The reporters carried on, however, and further investigation found that the children's shelters also operated in Thailand, in European countries and in South America.
Quantifying the number of children swept into the “shelters” and disappeared is difficult if not impossible to estimate. Many of the victims were picked up off the streets and had no identification of any kind, and certainly not a birth certificate.
The 10-year-old Ilse Michel arrived at the Casitas del Sur shelter in 2007 by order of the PGJDF (Attorney General Office of Mexico City) as an alleged victim of domestic violence. In 2008, the authorities granted parental authority to her grandmother, but the shelter refused to release the child. This and other complaints caused Emilio Alvarez Icaza from the Human Rights Commission of the Federal District to go to the shelter in January 2009 to inspect firsthand.
Monterrey and Cancun prosecutors were receiving similar reports of minors disappearing from Erdely’s network of shelters. PGR [Attorney General Office] launched an investigation which 10 years later is not completed.
On 1 June 2010, Antonio Domingo Paniagua Escandon, nicknamed El Kelu, was arrested in Spain and extradited to Mexico the following year. The judge considered that as private secretary to Erdely, Escandon would have knowledge of and likely participation in decisions and actions related to the trafficking of minors.
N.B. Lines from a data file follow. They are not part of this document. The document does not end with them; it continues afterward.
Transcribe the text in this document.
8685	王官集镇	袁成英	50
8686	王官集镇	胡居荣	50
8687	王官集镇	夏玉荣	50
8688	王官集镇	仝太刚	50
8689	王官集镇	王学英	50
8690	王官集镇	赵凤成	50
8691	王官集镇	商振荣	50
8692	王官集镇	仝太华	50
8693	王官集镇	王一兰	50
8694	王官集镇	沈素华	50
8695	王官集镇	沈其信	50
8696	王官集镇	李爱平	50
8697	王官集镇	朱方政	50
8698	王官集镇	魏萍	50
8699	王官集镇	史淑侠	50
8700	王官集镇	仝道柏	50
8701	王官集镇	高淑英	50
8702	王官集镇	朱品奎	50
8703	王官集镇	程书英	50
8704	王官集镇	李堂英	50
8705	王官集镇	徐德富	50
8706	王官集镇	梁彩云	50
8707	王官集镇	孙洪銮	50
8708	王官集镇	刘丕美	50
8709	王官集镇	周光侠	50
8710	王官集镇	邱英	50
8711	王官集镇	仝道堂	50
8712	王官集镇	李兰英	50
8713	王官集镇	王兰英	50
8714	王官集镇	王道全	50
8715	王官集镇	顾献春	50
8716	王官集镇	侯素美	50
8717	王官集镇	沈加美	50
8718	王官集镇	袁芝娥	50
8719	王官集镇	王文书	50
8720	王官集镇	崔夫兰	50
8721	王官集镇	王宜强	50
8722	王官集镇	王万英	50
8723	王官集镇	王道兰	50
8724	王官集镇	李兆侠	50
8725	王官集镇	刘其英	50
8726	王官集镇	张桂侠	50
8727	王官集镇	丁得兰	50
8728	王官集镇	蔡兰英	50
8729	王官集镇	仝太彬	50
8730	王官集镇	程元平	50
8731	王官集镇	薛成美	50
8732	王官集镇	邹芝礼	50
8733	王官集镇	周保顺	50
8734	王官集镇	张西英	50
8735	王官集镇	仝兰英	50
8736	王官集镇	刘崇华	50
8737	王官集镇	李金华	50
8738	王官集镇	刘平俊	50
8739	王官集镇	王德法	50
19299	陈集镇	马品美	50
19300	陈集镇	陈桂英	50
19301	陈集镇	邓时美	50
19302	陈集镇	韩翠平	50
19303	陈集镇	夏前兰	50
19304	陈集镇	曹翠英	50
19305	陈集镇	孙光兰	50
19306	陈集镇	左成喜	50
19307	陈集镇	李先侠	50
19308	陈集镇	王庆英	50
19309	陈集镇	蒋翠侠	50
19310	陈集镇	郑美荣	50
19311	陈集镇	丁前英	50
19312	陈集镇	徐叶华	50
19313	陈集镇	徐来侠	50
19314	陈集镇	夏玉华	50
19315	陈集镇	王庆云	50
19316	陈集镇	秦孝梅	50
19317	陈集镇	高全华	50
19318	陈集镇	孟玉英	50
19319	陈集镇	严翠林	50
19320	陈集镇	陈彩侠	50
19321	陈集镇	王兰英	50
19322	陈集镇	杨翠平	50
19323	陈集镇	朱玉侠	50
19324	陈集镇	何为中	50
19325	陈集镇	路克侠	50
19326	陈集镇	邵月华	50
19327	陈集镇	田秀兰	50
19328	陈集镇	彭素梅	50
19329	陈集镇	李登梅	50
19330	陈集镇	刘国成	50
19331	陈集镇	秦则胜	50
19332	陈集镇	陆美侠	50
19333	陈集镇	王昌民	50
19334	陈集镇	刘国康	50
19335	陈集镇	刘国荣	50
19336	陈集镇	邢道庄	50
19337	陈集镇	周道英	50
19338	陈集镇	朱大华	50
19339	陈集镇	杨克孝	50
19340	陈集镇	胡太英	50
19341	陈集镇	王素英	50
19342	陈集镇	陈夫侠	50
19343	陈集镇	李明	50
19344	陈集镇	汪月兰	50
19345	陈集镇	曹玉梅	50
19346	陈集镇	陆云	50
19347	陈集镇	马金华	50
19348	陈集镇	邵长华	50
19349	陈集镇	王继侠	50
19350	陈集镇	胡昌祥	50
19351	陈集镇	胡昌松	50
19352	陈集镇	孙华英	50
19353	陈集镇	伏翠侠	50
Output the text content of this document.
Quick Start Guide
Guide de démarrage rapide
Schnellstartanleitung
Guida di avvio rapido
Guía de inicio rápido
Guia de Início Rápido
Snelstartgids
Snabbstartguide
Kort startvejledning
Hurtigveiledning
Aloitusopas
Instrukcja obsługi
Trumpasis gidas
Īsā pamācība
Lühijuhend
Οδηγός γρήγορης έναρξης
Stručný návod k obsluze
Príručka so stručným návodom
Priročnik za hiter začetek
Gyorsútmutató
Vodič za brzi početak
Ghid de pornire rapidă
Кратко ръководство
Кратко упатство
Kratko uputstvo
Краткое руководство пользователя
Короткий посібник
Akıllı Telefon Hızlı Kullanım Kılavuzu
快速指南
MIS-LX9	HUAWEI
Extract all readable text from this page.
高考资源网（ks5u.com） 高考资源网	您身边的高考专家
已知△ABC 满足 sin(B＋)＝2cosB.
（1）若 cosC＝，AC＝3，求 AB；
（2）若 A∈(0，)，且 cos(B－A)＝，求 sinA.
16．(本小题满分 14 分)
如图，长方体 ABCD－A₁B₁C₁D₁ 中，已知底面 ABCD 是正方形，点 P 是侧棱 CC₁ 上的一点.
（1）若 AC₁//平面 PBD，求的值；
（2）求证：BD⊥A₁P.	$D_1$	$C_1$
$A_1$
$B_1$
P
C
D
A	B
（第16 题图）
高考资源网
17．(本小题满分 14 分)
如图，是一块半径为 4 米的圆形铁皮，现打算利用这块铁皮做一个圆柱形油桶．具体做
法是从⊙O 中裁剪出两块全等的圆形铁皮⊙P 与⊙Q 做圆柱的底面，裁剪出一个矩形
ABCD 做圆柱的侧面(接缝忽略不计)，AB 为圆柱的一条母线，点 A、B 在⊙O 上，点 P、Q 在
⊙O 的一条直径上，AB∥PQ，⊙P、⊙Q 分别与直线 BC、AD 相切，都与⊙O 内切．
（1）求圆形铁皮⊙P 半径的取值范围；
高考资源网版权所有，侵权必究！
Braulia Valverde Vilchis, who was in charge of Casitas del Sur, was arrested in 2012 for his part in the child trafficking operation. Seven individuals connected with the network have been arrested, but the principals are still at large.
And worse, as of 2020 children are still missing and it appears that no one is looking anymore. The question then is why has the Attorney General's Office failed to arrest Jorge Erdely Graham and Sergio Humberto Canavati Ayub?
Erdely was known to be in Canada and New York, from where he even offered an exclusive interview for major Mexican newspaper El Universal. Ayub was reportedly in charge of the “shelter” in Thailand and his official residence is in Monterrey.
It appears that authorities at some point ceased to make efforts to pursue the investigation and bring these two criminals to justice.
Among other unanswered questions: What did the International Cultic Studies Association—ICSA—know about its poster boy Jorge Erdely Graham and when did ICSA know it? Why didn’t ICSA talk about this horrific crime at their conferences? Isn’t this an actual cult they should be concerned about and working to protect the public from its dangers?
The International Cultic Studies Association web page states under the title:
“Helping People Since 1979” and among other things they provide information on “abusive churches.” Yet in this case, ICSA has failed over many years to provide any information on Erdely Graham’s cult masked as a church.
And what about FECRIS, the France-based European Federation of Centres of Research and Information on Sectarianism, which like ICSA is a front group for antireligious activity. Among the stated objectives of FECRIS:
“Alert public authorities and international institutions in the event of punishable activities:
“Create an international information network.”
And from their declaration of intent:
“To make available free information to enable individuals to protect themselves against the adverse practices of sectarianism” which comes after a false assertion that FECRIS supports the Universal Declaration of Human Rights.
If FECRIS and ICSA are true to the above objectives, they should provide information on the whereabouts of Erdely Graham and help bring him to justice.
Will FECRIS and ICSA stop ignoring (or covering up?) this matter and come forward and provide any and all information in their possession on Jorge Erdely Graham and his accomplices so that the Mexican authorities can finally bring these people to justice?
We will continue to probe for answers to these questions and will update our site with new information as we uncover it.